Latest revision as of 15:19, 17 September 2024

Solution 1

Since $f: \mathbb{N}\rightarrow\mathbb{N}$, we know that $f(n)\ge 1$.

Let $m$, $n$ be $1$, $1$, respectively. Then, $f(1) + f(2) = f(1)f(1) + 1$.

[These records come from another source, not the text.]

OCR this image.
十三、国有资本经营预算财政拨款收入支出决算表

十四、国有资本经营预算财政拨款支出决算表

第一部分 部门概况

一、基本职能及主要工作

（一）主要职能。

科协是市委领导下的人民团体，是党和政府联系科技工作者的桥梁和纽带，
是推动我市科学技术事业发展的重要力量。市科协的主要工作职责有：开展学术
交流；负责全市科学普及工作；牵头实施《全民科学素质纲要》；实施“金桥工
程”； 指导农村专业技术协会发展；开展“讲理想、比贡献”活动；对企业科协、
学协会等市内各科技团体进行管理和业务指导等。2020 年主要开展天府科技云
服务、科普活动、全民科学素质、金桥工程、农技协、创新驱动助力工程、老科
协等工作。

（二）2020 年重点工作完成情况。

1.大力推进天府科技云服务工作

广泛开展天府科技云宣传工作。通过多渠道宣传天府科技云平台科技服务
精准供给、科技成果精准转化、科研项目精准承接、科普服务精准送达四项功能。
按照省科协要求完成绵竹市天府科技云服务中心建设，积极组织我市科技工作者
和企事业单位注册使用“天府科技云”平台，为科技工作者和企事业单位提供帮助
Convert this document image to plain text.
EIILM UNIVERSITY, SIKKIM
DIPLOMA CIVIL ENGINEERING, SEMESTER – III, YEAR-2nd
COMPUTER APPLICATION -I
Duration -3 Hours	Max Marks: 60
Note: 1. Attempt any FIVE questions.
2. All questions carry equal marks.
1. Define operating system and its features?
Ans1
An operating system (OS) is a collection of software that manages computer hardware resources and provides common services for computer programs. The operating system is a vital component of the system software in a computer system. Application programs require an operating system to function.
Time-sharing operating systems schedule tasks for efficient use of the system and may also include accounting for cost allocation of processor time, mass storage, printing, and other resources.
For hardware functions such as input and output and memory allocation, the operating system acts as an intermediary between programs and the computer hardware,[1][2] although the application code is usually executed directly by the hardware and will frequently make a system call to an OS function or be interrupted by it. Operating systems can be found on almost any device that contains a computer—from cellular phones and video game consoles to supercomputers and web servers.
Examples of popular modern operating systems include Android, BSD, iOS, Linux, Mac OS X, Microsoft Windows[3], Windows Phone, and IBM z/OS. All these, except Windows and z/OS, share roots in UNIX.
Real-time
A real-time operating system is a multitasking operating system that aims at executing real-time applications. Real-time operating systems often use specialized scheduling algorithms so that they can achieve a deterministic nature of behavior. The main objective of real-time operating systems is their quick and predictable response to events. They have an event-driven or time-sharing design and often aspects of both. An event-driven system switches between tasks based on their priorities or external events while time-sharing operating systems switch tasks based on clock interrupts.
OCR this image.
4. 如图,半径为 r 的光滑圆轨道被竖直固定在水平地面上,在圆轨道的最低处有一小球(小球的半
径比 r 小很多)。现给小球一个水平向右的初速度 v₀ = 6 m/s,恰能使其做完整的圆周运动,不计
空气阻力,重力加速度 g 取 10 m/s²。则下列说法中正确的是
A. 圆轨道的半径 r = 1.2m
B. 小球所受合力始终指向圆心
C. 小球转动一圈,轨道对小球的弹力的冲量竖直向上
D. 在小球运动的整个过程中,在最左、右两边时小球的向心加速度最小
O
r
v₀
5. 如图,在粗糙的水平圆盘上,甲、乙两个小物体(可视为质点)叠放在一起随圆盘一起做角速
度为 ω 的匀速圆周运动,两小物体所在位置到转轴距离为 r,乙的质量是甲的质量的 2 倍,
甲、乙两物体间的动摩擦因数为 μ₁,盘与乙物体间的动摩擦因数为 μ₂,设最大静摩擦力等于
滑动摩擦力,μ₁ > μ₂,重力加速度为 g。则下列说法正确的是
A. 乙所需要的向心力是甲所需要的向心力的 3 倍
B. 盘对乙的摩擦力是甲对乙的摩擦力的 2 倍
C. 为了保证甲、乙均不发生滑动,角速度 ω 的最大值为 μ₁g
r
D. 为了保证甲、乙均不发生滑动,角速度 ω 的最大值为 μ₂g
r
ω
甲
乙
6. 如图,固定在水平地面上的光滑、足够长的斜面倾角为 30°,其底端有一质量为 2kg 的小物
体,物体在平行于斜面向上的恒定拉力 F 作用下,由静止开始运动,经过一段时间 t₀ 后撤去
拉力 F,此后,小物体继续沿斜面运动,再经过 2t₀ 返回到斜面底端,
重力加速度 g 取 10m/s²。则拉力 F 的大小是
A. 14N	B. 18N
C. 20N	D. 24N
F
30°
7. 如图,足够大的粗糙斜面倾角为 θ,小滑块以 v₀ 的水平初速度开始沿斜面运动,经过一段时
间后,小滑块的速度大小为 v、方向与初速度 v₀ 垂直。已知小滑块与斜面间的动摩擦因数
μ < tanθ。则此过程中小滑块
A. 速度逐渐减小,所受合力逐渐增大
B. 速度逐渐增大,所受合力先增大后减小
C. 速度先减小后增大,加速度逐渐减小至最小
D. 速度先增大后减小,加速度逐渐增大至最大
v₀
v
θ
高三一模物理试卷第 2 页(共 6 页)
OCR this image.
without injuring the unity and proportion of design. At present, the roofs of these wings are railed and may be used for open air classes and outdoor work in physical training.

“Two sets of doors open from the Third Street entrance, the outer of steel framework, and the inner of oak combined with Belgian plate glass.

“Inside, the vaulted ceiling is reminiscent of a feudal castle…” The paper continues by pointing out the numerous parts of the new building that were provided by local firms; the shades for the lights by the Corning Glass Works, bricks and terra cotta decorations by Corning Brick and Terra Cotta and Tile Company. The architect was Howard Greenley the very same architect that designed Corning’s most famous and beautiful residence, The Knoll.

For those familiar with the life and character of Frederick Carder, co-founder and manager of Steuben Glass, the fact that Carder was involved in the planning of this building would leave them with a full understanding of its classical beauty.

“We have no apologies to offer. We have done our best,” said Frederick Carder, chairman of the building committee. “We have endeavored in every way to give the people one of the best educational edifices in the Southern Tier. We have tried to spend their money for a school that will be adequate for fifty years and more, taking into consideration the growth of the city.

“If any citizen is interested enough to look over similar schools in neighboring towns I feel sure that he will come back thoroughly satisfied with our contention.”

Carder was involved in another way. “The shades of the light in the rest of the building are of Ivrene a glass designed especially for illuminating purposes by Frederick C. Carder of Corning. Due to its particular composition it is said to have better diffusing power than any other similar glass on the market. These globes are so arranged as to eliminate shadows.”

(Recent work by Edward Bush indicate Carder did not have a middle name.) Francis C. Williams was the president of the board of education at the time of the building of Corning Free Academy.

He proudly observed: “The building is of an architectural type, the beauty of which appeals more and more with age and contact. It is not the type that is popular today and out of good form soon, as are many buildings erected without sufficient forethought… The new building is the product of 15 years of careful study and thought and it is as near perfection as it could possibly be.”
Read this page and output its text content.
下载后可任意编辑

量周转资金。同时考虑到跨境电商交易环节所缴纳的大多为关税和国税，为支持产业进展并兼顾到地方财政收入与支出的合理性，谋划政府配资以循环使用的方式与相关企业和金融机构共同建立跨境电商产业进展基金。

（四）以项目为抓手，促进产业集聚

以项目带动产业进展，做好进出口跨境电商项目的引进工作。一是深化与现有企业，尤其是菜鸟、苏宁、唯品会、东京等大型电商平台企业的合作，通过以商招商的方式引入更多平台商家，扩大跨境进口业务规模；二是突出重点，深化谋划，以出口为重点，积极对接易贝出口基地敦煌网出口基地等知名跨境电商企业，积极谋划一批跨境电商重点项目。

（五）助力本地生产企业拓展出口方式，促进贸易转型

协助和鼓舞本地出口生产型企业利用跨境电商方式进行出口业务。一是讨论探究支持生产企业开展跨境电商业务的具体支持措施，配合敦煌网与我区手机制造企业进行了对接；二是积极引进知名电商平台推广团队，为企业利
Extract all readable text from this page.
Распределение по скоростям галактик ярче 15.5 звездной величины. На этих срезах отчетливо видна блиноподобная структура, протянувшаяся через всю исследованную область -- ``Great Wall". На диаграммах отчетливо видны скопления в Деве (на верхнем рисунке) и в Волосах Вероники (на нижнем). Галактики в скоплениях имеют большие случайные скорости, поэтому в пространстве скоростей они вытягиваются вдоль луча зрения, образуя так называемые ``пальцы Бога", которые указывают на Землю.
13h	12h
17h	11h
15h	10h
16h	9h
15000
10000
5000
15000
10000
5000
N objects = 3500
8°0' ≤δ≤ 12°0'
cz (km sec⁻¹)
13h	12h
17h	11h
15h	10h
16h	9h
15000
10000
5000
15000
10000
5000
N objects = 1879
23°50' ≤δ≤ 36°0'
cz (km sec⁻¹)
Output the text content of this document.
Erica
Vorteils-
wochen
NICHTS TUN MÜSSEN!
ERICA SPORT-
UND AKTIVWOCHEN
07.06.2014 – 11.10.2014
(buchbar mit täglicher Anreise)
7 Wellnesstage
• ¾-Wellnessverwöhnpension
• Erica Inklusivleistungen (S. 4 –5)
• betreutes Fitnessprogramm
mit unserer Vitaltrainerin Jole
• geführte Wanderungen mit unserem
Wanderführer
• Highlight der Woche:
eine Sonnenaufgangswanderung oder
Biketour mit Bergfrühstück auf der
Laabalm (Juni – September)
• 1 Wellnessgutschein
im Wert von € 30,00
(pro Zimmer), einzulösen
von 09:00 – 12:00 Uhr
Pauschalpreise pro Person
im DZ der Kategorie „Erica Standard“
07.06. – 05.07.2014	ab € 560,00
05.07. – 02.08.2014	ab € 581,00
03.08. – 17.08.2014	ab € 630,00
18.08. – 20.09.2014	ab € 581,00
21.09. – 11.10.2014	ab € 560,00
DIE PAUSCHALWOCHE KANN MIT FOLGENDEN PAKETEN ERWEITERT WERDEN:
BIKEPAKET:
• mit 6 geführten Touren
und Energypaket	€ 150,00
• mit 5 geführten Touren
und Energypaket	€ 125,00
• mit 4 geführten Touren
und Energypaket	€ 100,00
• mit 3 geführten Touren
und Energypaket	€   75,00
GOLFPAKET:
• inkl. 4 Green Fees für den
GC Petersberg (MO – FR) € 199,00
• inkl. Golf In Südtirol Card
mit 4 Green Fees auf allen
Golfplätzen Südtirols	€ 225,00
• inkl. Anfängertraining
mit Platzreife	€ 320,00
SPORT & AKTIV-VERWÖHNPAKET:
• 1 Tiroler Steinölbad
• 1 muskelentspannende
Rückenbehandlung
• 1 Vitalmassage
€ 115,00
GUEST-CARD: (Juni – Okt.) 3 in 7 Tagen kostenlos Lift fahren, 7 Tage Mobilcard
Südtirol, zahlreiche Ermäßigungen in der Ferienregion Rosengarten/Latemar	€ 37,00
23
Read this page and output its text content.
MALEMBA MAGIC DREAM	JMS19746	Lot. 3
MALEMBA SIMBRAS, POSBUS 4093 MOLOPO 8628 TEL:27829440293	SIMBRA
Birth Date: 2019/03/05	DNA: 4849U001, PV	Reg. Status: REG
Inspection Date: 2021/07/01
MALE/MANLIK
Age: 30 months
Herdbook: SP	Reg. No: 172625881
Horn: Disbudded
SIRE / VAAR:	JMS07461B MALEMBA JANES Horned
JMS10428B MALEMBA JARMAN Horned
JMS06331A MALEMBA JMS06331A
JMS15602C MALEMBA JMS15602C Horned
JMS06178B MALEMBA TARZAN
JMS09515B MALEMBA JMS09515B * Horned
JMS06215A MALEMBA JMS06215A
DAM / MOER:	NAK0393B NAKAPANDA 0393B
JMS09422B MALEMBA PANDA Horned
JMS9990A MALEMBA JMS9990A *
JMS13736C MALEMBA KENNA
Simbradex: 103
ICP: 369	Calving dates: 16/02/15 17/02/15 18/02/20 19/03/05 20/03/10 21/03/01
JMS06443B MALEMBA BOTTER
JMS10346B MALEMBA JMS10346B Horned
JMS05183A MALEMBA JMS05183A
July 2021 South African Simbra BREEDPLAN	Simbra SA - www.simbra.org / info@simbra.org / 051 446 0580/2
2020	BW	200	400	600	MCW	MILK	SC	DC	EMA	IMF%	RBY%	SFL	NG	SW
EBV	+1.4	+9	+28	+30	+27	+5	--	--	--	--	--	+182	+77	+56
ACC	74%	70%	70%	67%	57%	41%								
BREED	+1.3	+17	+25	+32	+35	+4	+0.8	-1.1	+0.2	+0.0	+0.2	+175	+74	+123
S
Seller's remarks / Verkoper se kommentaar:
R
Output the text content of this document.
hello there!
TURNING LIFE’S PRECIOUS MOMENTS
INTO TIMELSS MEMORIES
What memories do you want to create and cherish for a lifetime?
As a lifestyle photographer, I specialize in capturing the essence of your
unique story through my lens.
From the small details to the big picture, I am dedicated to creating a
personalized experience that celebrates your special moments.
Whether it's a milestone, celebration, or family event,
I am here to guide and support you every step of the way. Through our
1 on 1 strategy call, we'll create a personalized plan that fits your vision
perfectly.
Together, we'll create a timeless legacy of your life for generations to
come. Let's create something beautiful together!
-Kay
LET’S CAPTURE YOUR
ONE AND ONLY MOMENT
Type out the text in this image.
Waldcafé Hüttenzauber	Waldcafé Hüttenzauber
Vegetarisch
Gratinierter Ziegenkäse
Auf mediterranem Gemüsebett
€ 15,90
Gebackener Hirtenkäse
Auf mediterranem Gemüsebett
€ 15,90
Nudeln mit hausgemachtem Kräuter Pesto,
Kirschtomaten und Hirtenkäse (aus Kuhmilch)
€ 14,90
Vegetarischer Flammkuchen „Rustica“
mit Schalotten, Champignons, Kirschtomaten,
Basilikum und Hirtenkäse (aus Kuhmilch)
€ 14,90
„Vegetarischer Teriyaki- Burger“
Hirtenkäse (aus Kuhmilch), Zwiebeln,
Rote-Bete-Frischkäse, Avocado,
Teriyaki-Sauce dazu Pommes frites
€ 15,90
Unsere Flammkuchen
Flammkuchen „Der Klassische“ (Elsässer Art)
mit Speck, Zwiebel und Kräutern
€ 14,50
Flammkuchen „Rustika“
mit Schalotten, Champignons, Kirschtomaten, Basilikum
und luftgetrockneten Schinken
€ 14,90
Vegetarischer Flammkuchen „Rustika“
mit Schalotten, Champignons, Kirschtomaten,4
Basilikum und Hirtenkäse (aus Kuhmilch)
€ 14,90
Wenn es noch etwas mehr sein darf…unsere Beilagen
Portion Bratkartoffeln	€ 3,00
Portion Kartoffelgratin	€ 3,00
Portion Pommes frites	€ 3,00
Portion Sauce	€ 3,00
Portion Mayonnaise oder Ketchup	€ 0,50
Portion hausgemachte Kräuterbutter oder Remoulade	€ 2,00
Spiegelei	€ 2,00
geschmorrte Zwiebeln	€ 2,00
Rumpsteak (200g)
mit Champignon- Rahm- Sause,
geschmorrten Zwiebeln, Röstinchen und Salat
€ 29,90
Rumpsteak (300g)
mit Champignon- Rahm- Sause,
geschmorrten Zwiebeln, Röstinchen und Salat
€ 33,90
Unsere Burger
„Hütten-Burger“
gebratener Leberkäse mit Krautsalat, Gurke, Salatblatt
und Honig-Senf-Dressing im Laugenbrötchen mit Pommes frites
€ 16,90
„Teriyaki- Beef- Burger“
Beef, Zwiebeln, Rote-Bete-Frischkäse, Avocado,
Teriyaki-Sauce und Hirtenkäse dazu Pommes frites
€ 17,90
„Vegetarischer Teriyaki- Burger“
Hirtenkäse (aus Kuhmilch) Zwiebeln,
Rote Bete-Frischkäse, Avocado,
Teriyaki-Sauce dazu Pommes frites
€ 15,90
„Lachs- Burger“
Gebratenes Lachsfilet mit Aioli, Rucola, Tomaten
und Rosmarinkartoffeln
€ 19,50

Let $m$, $n$ be $1$, $2$, respectively. Then, $f(2) + f(3) = f(1)f(2)+1$

Let $m$, $n$ be $1$, $3$, respectively. Then, $f(3) + f(4) = f(1)f(3)+1$

Let $m$, $n$ be $2$, $2$, respectively. Then, $f(4) + f(4) = f(2)f(2)+1$

From the last 2 equations, we get that $\frac{1}{2}(f(2)^2+1)=f(4)=f(3)(f(1)-1)+1$

Since $f(3) = f(2)(f(1)-1)+1$, substituting, we get

\begin{align*} \frac{1}{2}(f(2)^2+1)&=(f(2)(f(1)-1)+1)(f(1)-1)+1\\ \frac{1}{2}(f(2)^2+1)&=f(2)f(1)^2-f(2)f(1)+f(1)-f(2)f(1)-f(2)-1+1\\ f(2)^2+1&=2f(2)f(1)^2-2f(2)f(1)+2f(1)-2f(2)f(1)-2f(2) \end{align*}

If we take modulo of f(2) on both sides, we get

\[1 \equiv 2f(1) \mod f(2)\]

\[2f(1)-1 \equiv 0 \mod f(2)\]

Because $f(1) + f(2) = f(1)f(1) + 1$, we also know that $f(2) = f(1)f(1)-f(1)+1 = f(1)(f(1)-1)+1$. If $f(1)>1$, then $f(2)>f(1)$.


Suppose $f(1)>1$:

since $f(2)>f(1)$, we have $2f(2)>2f(1)-1>0$. Or that $2>\frac{2f(1)-1}{f(2)}>0$. Thus, \[\frac{2f(1)-1}{f(2)}=1\] \[2f(1)-1=f(2)=f(1)f(1)-f(1)+1\] \[f(1)^2-3f(1)+2=0\] \[(f(1)-2)(f(1)-1)=0\] Thus, $f(1)=1$ or $f(1)=2$.


case 1: $f(1)=1$

Let $m=1$, and $n$ be an arbitrary integer $\ge 1$. Then, \[f(n) + f(n+1) = f(1)f(n) + 1\] \[f(n) + f(n+1) = f(n) + 1\] \[f(n+1) = 1\] Thus, $f(n) = 1$.


case 2: $f(1)=2$

Let $m=1$, and $n$ be an arbitrary integer $\ge 1$. Then, \[f(n) + f(n+1) = f(1)f(n) + 1\] \[f(n) + f(n+1) = 2f(n) + 1\] \[f(n+1) = f(n)+1\] This forms a linear line where $f(1)=2$ Thus, $f(n)=n+1$

Upon verification for $f(n) = 1$, we get \[f(mn)+f(m+n)=f(m)f(n)+1\] \[1+1=1+1\]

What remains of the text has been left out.